Non ti dovrebbero dire come fare la "marmitta perfetta" (anche perchè è impossibile) ma dovrebbero spiegarti gli effetti dinamici e la fluidodinamica non stazionaria all'interno dei condotti di aspirazione e di scarico per CAPIRE come dimensionare un'espansione. Chiaro come il sole che le prove sperimentali al banco sono assolutamente necessarie...non esiste convalidare una cosa senza provarla! A un piuttosto giovane ingegnere di nome Walter Kaaden nessuno aveva detto nemmeno che poteva esistere una cosa del genere, ma con le conoscenze e il suo genio riuscì a cambiare la storia del 2 tempi.
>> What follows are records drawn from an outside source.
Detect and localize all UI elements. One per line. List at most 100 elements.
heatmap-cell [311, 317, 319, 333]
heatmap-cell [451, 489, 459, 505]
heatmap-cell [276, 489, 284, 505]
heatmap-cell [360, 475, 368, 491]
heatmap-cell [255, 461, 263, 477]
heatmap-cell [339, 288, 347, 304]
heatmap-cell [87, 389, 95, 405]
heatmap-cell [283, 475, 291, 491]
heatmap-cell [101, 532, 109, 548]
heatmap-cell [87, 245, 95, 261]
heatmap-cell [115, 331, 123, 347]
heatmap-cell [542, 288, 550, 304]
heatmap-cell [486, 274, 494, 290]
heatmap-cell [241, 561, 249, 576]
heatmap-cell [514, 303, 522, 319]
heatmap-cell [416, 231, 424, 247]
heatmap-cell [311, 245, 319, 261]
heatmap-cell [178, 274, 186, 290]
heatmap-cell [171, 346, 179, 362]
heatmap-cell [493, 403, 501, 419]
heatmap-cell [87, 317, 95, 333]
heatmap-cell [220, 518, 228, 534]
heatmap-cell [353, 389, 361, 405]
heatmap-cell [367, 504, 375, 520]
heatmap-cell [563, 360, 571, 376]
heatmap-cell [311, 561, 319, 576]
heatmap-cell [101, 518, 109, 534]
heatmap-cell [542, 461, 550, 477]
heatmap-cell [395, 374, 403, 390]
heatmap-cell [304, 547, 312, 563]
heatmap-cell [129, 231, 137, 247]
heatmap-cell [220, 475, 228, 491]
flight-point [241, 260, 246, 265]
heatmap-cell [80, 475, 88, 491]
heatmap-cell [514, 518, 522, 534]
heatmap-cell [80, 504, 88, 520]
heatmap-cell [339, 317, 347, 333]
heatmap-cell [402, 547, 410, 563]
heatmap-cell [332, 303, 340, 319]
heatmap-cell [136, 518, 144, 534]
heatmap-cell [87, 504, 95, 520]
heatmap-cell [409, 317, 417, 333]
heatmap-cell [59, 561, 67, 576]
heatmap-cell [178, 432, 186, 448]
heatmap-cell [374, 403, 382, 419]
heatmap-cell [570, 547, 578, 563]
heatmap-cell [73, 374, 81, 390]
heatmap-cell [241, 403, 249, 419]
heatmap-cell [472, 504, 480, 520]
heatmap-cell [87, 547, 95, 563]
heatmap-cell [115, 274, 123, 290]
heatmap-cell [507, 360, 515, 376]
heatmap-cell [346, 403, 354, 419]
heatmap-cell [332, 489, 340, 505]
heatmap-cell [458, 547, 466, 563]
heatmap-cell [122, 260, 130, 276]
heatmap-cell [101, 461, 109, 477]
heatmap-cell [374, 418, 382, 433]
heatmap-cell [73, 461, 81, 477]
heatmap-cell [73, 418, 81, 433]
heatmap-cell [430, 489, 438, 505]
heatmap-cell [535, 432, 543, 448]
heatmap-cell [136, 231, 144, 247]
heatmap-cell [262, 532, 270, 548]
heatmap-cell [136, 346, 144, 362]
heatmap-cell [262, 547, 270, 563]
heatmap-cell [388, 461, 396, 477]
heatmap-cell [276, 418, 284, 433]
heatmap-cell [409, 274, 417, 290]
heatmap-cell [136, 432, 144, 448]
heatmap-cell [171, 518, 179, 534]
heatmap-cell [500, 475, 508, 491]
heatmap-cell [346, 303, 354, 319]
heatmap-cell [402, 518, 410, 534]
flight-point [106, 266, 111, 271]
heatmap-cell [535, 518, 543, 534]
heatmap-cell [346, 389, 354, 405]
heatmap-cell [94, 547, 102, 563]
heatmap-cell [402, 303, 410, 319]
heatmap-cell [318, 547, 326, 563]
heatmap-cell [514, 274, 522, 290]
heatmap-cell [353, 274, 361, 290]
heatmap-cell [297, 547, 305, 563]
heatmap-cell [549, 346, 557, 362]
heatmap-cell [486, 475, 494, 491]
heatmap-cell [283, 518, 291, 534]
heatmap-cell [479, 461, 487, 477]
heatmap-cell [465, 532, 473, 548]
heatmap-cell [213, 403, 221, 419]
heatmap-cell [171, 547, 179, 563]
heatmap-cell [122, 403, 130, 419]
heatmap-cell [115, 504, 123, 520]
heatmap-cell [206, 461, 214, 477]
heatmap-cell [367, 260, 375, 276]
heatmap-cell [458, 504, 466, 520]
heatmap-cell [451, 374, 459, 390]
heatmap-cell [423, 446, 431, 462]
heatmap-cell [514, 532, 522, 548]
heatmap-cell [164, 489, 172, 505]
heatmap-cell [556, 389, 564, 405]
La conoscenza fatta solo con la pratica non porta molto lontano. La conoscenza va fatta anche con tanta pratica, ma prima di fare le cose bisogna conoscerle. La meccanica da corsa sempre molto simile? Bhè, a grandi linee si. Ma a grandi linee uno scooter è uguale a una RSA. Se uno si mette a guardare i particolari si nota che ci sono un sacco di cose tutt'altro che banali e scontate, che possono far dire "che strano" a uno che di motori da competizione ne vede tutti i giorni. Come detto comunque direi di tornare in topic se no i mod si arrabbiano :D :D :D |
Secondo me la fai tanto complicata quando alla fine non lo è.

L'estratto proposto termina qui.